As far as looming regulations regarding hours of service and electronic onboard recorders, Barker said CSA is merely “a new package to the same rules and criteria, but now the public gets to see it.” People can go online and find that Swift had 37,000 inspections in the last two years, but they don’t realize it took 16,000 drivers about 1.6 billion miles to reach that total, he said.

Newell said drivers are looking for carriers with good CSA scores because “they don’t want to get dragged down” by the company’s issues. Kretsinger said drivers interviewing with ACT tell his company they left their previous carrier because it had “really old equipment and they were having a lot of inspections.” Wilson said some Wil-Trans drivers actually have requested EOBRs to keep track of their compliance.

Kretsinger said changes to the hours rules would take flexibility away, and Newell and Barker both said their long-haul companies would have to look into slip-seating drivers. “They’re used to running hard, and EOBRs constrict their flexibility,” Newell said. “It’s going to require training to get drivers to realize how to be productive under the new rules. I see it as a retention challenge going forward.” Wilson said the uncertainty of the pending rulings is hurting recruiting.

Regarding detention, Kretsinger said ACT is “finding out what lanes are tight, and we’re going to the customer and asking why.” Barker said that “firing a customer is not an easy decision to be taken lightly.” FFE monitors dwell time by customer, and “some shippers come around, or we tell them we’re going to have to move to more productive lanes,” Newell said. Wilson said that Wil-Trans drivers taking breaks on customer lots “has helped our compliance greatly.”

As far as recruiting new entrants to relieve the aging driver population, Kretsinger said ACT has developed its Activate program to recruit military personnel, but he asked “How do you get new kids in?” Newell said that while FFE is “trying to sell the idea that it’s a great way to make a living,” the industry is “going to have to start trimming length of hauls – get these folks home more often.” The next generation of extremely technology-savvy prospects poses another interesting challenge, he said. “All the technology you can put in the truck that’s good for the carrier and the driver is good.”

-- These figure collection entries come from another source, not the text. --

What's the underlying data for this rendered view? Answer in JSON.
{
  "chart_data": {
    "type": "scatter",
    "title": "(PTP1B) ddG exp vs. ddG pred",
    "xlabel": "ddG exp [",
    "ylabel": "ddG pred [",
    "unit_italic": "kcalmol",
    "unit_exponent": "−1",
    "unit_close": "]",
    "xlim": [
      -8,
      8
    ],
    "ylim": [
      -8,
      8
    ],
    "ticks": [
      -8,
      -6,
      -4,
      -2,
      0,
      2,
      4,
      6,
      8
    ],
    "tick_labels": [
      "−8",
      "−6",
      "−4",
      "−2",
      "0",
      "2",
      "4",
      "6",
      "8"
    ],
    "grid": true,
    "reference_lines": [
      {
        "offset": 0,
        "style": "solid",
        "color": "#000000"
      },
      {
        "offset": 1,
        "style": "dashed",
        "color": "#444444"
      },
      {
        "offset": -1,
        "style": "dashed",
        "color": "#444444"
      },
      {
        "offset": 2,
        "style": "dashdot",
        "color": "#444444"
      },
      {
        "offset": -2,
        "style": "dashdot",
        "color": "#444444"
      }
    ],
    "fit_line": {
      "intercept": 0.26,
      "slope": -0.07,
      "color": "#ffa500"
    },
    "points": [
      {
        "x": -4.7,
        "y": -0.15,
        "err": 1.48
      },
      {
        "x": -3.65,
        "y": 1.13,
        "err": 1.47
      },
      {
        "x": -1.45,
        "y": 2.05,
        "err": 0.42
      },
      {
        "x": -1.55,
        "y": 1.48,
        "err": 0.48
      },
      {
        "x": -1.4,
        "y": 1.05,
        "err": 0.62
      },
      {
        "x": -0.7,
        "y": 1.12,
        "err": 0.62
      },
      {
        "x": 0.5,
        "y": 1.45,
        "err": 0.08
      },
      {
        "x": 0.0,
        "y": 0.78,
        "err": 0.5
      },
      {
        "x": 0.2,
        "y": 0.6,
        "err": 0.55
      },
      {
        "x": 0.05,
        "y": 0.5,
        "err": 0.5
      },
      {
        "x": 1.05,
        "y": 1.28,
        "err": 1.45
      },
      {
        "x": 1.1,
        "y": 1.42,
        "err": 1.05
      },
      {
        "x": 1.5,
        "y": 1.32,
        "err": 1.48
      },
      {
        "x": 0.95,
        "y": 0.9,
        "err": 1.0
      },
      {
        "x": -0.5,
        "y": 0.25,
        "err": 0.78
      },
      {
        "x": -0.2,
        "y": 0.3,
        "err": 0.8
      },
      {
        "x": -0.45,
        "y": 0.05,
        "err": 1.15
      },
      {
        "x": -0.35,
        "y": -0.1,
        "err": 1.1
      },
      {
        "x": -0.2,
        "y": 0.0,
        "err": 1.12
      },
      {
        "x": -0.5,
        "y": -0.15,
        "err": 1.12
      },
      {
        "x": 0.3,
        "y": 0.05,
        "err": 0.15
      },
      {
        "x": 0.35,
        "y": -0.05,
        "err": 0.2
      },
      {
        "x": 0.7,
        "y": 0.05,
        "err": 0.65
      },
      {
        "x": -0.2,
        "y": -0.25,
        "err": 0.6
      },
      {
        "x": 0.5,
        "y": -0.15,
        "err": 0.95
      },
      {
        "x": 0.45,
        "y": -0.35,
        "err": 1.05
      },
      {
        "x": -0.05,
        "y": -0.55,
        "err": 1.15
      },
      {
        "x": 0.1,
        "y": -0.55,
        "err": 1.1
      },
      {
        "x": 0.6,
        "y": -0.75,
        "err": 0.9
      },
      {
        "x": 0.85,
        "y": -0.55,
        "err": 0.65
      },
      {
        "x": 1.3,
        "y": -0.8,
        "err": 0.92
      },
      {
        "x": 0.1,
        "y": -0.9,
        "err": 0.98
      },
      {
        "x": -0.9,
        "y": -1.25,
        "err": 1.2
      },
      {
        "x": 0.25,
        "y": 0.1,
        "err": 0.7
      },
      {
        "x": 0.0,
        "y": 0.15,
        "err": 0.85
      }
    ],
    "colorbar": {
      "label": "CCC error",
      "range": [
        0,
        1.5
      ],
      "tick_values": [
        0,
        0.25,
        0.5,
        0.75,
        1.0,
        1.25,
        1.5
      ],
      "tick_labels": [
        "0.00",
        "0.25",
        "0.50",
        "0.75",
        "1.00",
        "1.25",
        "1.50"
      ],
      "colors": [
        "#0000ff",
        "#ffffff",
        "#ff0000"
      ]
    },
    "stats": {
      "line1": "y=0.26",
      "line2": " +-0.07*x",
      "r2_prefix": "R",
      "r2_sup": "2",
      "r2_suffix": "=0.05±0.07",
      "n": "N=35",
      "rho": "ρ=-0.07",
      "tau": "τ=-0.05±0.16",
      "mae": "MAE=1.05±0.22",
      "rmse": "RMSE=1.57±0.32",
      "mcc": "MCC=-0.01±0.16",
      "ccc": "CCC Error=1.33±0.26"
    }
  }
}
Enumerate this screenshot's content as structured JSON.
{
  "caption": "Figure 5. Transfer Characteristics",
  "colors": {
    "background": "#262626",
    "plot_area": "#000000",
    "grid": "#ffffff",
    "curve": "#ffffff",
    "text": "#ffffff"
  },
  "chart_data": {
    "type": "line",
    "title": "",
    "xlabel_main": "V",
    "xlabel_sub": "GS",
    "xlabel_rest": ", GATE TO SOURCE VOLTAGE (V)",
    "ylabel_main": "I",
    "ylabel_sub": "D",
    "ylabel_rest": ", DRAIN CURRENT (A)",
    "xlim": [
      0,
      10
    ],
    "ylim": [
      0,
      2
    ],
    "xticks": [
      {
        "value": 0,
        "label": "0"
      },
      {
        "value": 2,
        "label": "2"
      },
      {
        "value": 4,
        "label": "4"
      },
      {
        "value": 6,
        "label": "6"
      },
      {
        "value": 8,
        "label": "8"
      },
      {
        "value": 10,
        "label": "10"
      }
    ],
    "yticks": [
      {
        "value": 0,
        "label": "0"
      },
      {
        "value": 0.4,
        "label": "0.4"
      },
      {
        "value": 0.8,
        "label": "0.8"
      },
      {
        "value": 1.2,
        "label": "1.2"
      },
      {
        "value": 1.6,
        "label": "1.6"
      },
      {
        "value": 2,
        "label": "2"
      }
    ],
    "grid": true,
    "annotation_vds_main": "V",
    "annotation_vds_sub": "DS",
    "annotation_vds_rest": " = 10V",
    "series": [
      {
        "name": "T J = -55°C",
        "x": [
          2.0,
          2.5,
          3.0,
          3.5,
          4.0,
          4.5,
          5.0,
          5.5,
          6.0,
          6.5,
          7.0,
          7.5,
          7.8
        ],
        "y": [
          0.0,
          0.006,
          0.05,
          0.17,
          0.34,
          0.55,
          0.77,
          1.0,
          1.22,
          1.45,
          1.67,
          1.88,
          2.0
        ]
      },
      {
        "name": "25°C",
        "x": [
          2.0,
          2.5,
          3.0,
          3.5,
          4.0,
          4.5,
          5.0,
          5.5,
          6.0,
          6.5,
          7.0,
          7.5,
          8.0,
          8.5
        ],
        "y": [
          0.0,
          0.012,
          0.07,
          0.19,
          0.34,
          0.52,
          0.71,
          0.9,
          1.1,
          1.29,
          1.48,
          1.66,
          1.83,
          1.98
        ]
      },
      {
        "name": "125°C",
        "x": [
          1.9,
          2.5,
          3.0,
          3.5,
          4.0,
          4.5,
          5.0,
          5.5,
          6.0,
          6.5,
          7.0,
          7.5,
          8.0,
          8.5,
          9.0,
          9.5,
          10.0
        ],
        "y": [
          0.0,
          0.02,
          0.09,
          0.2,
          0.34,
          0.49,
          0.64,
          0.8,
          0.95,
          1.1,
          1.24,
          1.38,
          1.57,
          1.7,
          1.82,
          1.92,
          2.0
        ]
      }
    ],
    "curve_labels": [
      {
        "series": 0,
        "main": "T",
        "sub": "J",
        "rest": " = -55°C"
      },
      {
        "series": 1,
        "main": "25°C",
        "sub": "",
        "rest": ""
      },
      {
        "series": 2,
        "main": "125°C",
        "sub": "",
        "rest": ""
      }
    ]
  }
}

Barker said trucking as a whole has to “frame the industry into a meaningful career field – then I think we’d have a better chance to recruit 23-year-olds. I don’t understand the mentality, but 23-year-olds would rather text than get on the phone, so we have to understand the technology and talk to them in a way they understand.” Wilson said talking to prospects “when they’re 20 years old is not too early. We stay in touch with them until they’re qualified.”

Driver pay and incentives will have to improve, panelists agreed, but a company’s culture also is critical to retention efforts. “Take a look at your culture as the leader of your company – you as the leader have to set the example,” Kretsinger said. Newell added that “It’s a cultural shift from the top to the bottom – we’re all working for the driver. Make them feel important to the company.”

Wilson said “This is a relationship business. I treat them like friends.” Barker said Swift’s 60-odd nationwide recruiters have to be upfront with driver candidates about the job’s difficulties.